Включенные в сборник ранние стихи позволяют проследить формирование мира Ольги Седаковой. Его основа — чувство природы (которое практически исчезло из современной поэзии — не считать же таковым псевдоесенинские стилизации). Изумление перед предметом — и разговор с ним: “Как, не дрогнувши, вишни потрогать? / Эти вишни дыханья темней, / собирают и пробуют копоть / неизвестных и сжатых огней”. Внимание к повседневному — и свобода от него. “И вот они видят, ступая легко, / как жизни не жалко, как жизнь далеко: в притертой коробке, в зашитом мешке, / в наперстке, в иголке, в игольном ушке”.
Но слишком заметно противоречие личного поиска — и мира веры, где ответы, в конечном счете, даны. У очень значимого для Седаковой Рильке за здешним не стоит ничего, оно само несет свою тайну и “предполагает такую полноту существования, …что уже не нуждается в восполнении трансцендентным”. Это “вещь, полностью совпавшая со своим смыслом, то есть ставшая вполне своей — или вполне собой”. А Седакову интересует скорее предмет как воплощение Замысла, заложенный кем-то в предмет смысл — но не предмет сам по себе, не его личный голос. Ситуацию, когда “целое выглядит веером вариантов (особенно у Мандельштама)”, Седакова считает опасностью. Мир Седаковой требует центра. “Пространство поэзии имеет одну реальную координату: соотнесенность с центром, с сердцевиной”. Седакова полагает, что можно обернуться “туда, где все произошло”, что такая точка есть. Но в едином центре все расплавляется, означая, в конечном счете, одно и то же. И в стихах Седаковой, особенно более поздних, все-таки порой заметны некоторое обеднение содержания, чрезмерная прозрачность. Не сходна ли эволюция ее исследований, от работ 1979 года о Рильке и Хлебникове — к Некрасову и позднему Пастернаку (1993–1994)? А порой кажется, что Седакова останавливает сама себя. “Хэдди, одежда единственная, разумно придуманная, рябчика пыльное чучело, проклюнутая скорлупа, вавилонское сновидение, тьмы египетской просияние, вечерняя скука, юности надежда, зимняя дорога, роза на снегу, сновидение сновидений, с помощью Божией, благочестивая Хэдди Лук, изящнейшее дело” — вероятно, таких замечательных скольжений и превращений могло быть создано гораздо больше — но не создано.

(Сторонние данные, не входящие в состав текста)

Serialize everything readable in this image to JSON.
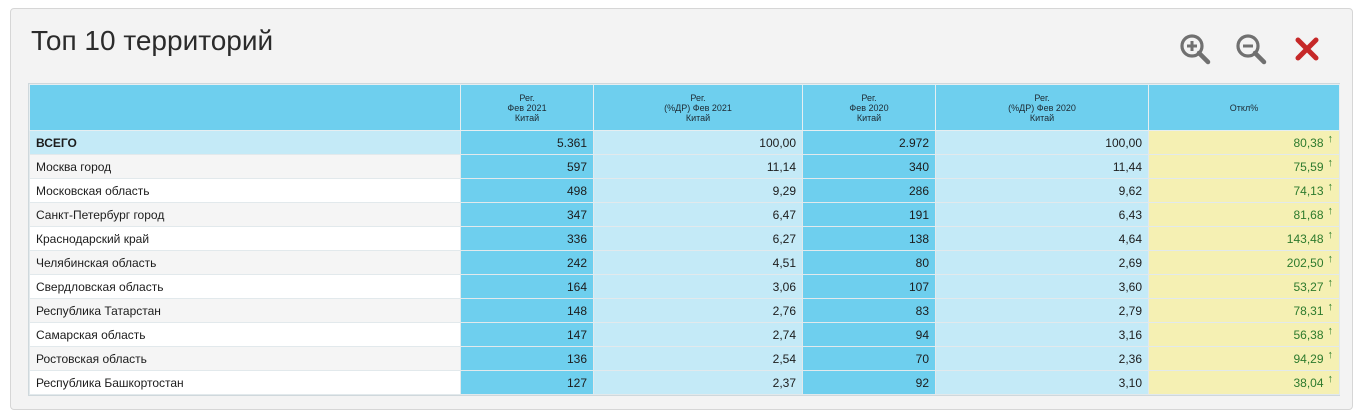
{
  "title": "Топ 10 территорий",
  "toolbar": {
    "zoom_in_icon": "zoom-in-icon",
    "zoom_out_icon": "zoom-out-icon",
    "close_icon": "close-icon",
    "close_color": "#c62828",
    "icon_color": "#707070"
  },
  "table": {
    "headers": [
      "",
      "Рег.\nФев 2021\nКитай",
      "Рег.\n(%ДР) Фев 2021\nКитай",
      "Рег.\nФев 2020\nКитай",
      "Рег.\n(%ДР) Фев 2020\nКитай",
      "Откл%"
    ],
    "total": {
      "name": "ВСЕГО",
      "v1": "5.361",
      "v2": "100,00",
      "v3": "2.972",
      "v4": "100,00",
      "v5": "80,38"
    },
    "rows": [
      {
        "name": "Москва город",
        "v1": "597",
        "v2": "11,14",
        "v3": "340",
        "v4": "11,44",
        "v5": "75,59"
      },
      {
        "name": "Московская область",
        "v1": "498",
        "v2": "9,29",
        "v3": "286",
        "v4": "9,62",
        "v5": "74,13"
      },
      {
        "name": "Санкт-Петербург город",
        "v1": "347",
        "v2": "6,47",
        "v3": "191",
        "v4": "6,43",
        "v5": "81,68"
      },
      {
        "name": "Краснодарский край",
        "v1": "336",
        "v2": "6,27",
        "v3": "138",
        "v4": "4,64",
        "v5": "143,48"
      },
      {
        "name": "Челябинская область",
        "v1": "242",
        "v2": "4,51",
        "v3": "80",
        "v4": "2,69",
        "v5": "202,50"
      },
      {
        "name": "Свердловская область",
        "v1": "164",
        "v2": "3,06",
        "v3": "107",
        "v4": "3,60",
        "v5": "53,27"
      },
      {
        "name": "Республика Татарстан",
        "v1": "148",
        "v2": "2,76",
        "v3": "83",
        "v4": "2,79",
        "v5": "78,31"
      },
      {
        "name": "Самарская область",
        "v1": "147",
        "v2": "2,74",
        "v3": "94",
        "v4": "3,16",
        "v5": "56,38"
      },
      {
        "name": "Ростовская область",
        "v1": "136",
        "v2": "2,54",
        "v3": "70",
        "v4": "2,36",
        "v5": "94,29"
      },
      {
        "name": "Республика Башкортостан",
        "v1": "127",
        "v2": "2,37",
        "v3": "92",
        "v4": "3,10",
        "v5": "38,04"
      }
    ],
    "arrow_glyph": "🠅",
    "colors": {
      "header_bg": "#6ecfee",
      "col_dark": "#6ecfee",
      "col_light": "#c4eaf7",
      "deviation_bg": "#f5f0b3",
      "up_arrow": "#2a7e2a"
    }
  }
}
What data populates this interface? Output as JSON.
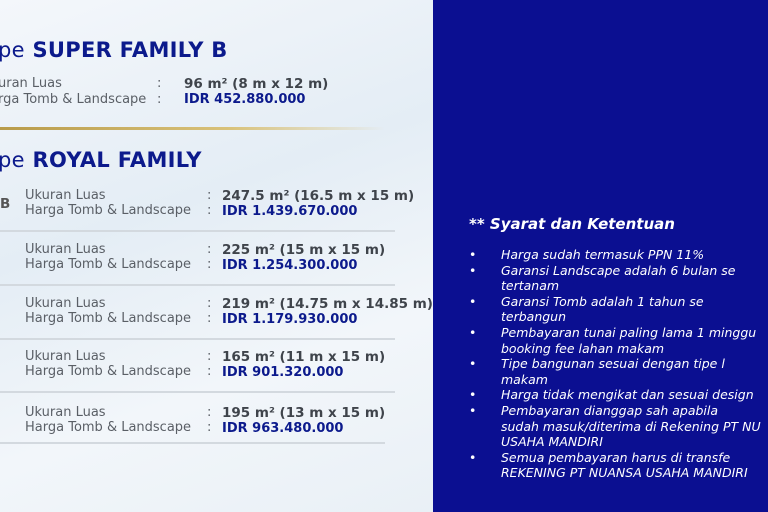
{
  "super_family_b": {
    "prefix": "pe",
    "name": "SUPER FAMILY B",
    "size_label": "uran Luas",
    "price_label": "rga Tomb & Landscape",
    "size": "96 m² (8 m x 12 m)",
    "price": "IDR 452.880.000"
  },
  "royal_family": {
    "prefix": "pe",
    "name": "ROYAL FAMILY",
    "rows": [
      {
        "tag": "B",
        "size_label": "Ukuran Luas",
        "price_label": "Harga Tomb & Landscape",
        "size": "247.5 m² (16.5 m x 15 m)",
        "price": "IDR 1.439.670.000"
      },
      {
        "tag": "",
        "size_label": "Ukuran Luas",
        "price_label": "Harga Tomb & Landscape",
        "size": "225 m² (15 m x 15 m)",
        "price": "IDR 1.254.300.000"
      },
      {
        "tag": "",
        "size_label": "Ukuran Luas",
        "price_label": "Harga Tomb & Landscape",
        "size": "219 m² (14.75 m x 14.85 m)",
        "price": "IDR 1.179.930.000"
      },
      {
        "tag": "",
        "size_label": "Ukuran Luas",
        "price_label": "Harga Tomb & Landscape",
        "size": "165 m² (11 m x 15 m)",
        "price": "IDR 901.320.000"
      },
      {
        "tag": "",
        "size_label": "Ukuran Luas",
        "price_label": "Harga Tomb & Landscape",
        "size": "195 m² (13 m x 15 m)",
        "price": "IDR 963.480.000"
      }
    ]
  },
  "colon": ":",
  "terms": {
    "title": "** Syarat dan Ketentuan",
    "bullet": "•",
    "items": [
      {
        "line1": "Harga sudah termasuk PPN 11%"
      },
      {
        "line1": "Garansi  Landscape  adalah  6  bulan  se",
        "line2": "tertanam"
      },
      {
        "line1": "Garansi   Tomb   adalah   1   tahun   se",
        "line2": "terbangun"
      },
      {
        "line1": "Pembayaran tunai paling lama 1 minggu",
        "line2": "booking fee lahan makam"
      },
      {
        "line1": "Tipe  bangunan  sesuai  dengan  tipe  l",
        "line2": "makam"
      },
      {
        "line1": "Harga tidak mengikat dan sesuai design"
      },
      {
        "line1": "Pembayaran  dianggap  sah  apabila",
        "line2": "sudah masuk/diterima di Rekening PT NU",
        "line3": "USAHA MANDIRI"
      },
      {
        "line1": "Semua  pembayaran  harus  di  transfe",
        "line2": "REKENING PT NUANSA USAHA MANDIRI"
      }
    ]
  },
  "colors": {
    "brand_blue": "#0b0f91",
    "gold": "#c8ad5e"
  }
}
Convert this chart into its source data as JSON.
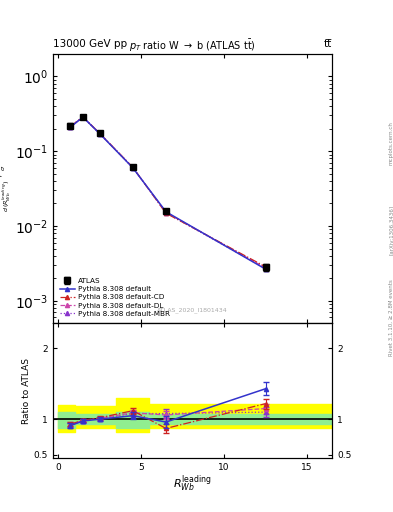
{
  "title_top": "13000 GeV pp",
  "title_right": "tt̅",
  "plot_title": "p_{T} ratio W → b (ATLAS t̅bar)",
  "right_label": "Rivet 3.1.10, ≥ 2.8M events",
  "arxiv_label": "[arXiv:1306.3436]",
  "mcplots_label": "mcplots.cern.ch",
  "watermark": "ATLAS_2020_I1801434",
  "xlabel": "R_{Wb}^{leading}",
  "ylabel_main_line1": "1",
  "ylabel_ratio": "Ratio to ATLAS",
  "atlas_x": [
    0.75,
    1.5,
    2.5,
    4.5,
    6.5,
    12.5
  ],
  "atlas_y": [
    0.22,
    0.29,
    0.175,
    0.062,
    0.016,
    0.0028
  ],
  "atlas_yerr": [
    0.015,
    0.018,
    0.012,
    0.004,
    0.001,
    0.0003
  ],
  "pythia_default_x": [
    0.75,
    1.5,
    2.5,
    4.5,
    6.5,
    12.5
  ],
  "pythia_default_y": [
    0.21,
    0.285,
    0.172,
    0.06,
    0.0155,
    0.00265
  ],
  "pythia_CD_x": [
    0.75,
    1.5,
    2.5,
    4.5,
    6.5,
    12.5
  ],
  "pythia_CD_y": [
    0.215,
    0.287,
    0.174,
    0.061,
    0.0148,
    0.00285
  ],
  "pythia_DL_x": [
    0.75,
    1.5,
    2.5,
    4.5,
    6.5,
    12.5
  ],
  "pythia_DL_y": [
    0.213,
    0.286,
    0.173,
    0.0605,
    0.0152,
    0.00275
  ],
  "pythia_MBR_x": [
    0.75,
    1.5,
    2.5,
    4.5,
    6.5,
    12.5
  ],
  "pythia_MBR_y": [
    0.212,
    0.284,
    0.172,
    0.0602,
    0.015,
    0.0027
  ],
  "ratio_x": [
    0.75,
    1.5,
    2.5,
    4.5,
    6.5,
    12.5
  ],
  "ratio_default_y": [
    0.91,
    0.975,
    1.0,
    1.05,
    0.96,
    1.43
  ],
  "ratio_default_yerr": [
    0.04,
    0.025,
    0.025,
    0.045,
    0.08,
    0.09
  ],
  "ratio_CD_y": [
    0.93,
    0.985,
    1.02,
    1.12,
    0.87,
    1.22
  ],
  "ratio_CD_yerr": [
    0.03,
    0.02,
    0.02,
    0.04,
    0.06,
    0.07
  ],
  "ratio_DL_y": [
    0.925,
    0.98,
    1.015,
    1.09,
    1.06,
    1.15
  ],
  "ratio_DL_yerr": [
    0.03,
    0.02,
    0.02,
    0.04,
    0.06,
    0.07
  ],
  "ratio_MBR_y": [
    0.92,
    0.977,
    1.01,
    1.08,
    1.08,
    1.1
  ],
  "ratio_MBR_yerr": [
    0.03,
    0.02,
    0.02,
    0.04,
    0.06,
    0.07
  ],
  "band_x_edges": [
    0.0,
    1.0,
    3.5,
    5.5,
    16.5
  ],
  "band_yellow_low": [
    0.82,
    0.87,
    0.82,
    0.88,
    0.88
  ],
  "band_yellow_high": [
    1.2,
    1.18,
    1.3,
    1.22,
    1.22
  ],
  "band_green_low": [
    0.88,
    0.93,
    0.88,
    0.93,
    0.93
  ],
  "band_green_high": [
    1.1,
    1.07,
    1.1,
    1.07,
    1.07
  ],
  "color_atlas": "#000000",
  "color_default": "#3333cc",
  "color_CD": "#cc2222",
  "color_DL": "#cc44aa",
  "color_MBR": "#8833cc",
  "ylim_main": [
    0.0005,
    2.0
  ],
  "ylim_ratio": [
    0.45,
    2.35
  ],
  "xlim": [
    -0.3,
    16.5
  ]
}
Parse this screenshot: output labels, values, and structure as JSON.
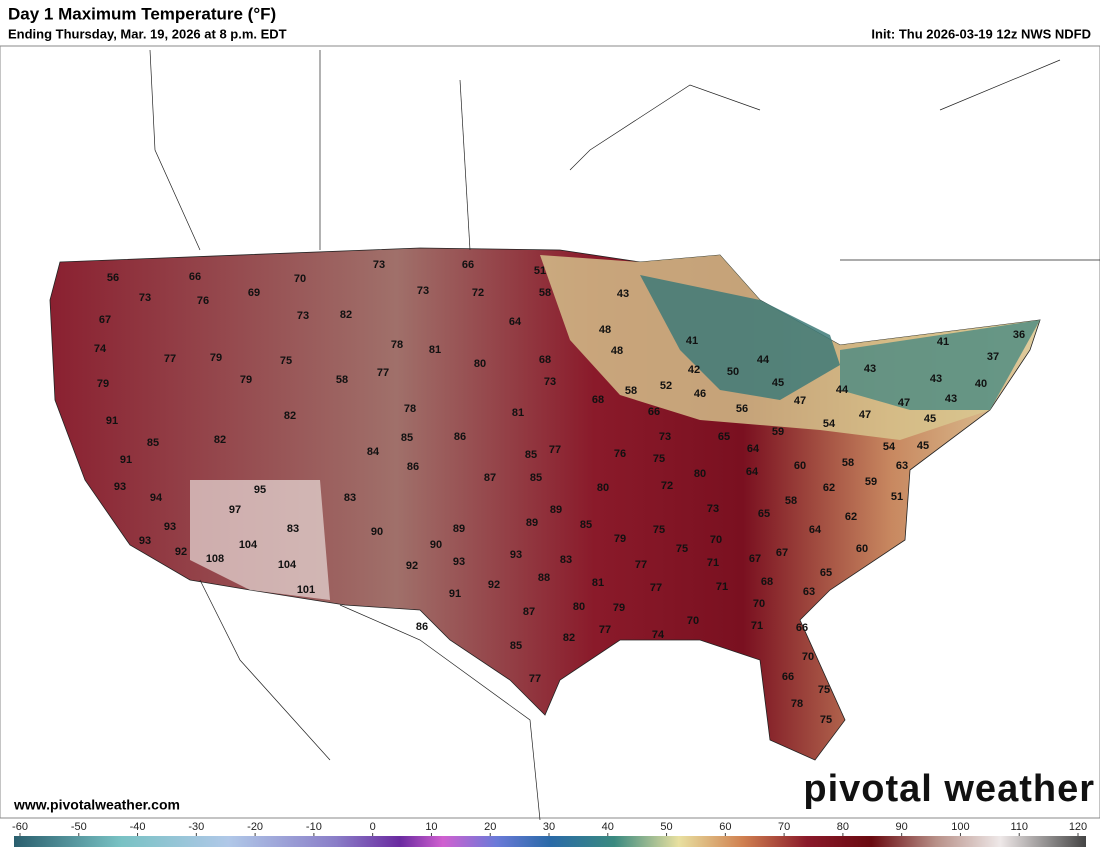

Это тем обиднее, что традиция действительно сложной поэзии в русской литературе практически отсутствует. И слишком большая доля литературы обращена сейчас к опыту выживания — но не жизни. А ведь дорого давшееся понимание и дает больше. “Поэзия как самое интимное проявление языка препятствует слишком легкой коммуникации, слишком дешево стоящей общению”. К счастью, у Седаковой немало читателей, она — лауреат ряда премий, от петербургской имени Андрея Белого до ватиканской имени Владимира Соловьева. Седакова — живет.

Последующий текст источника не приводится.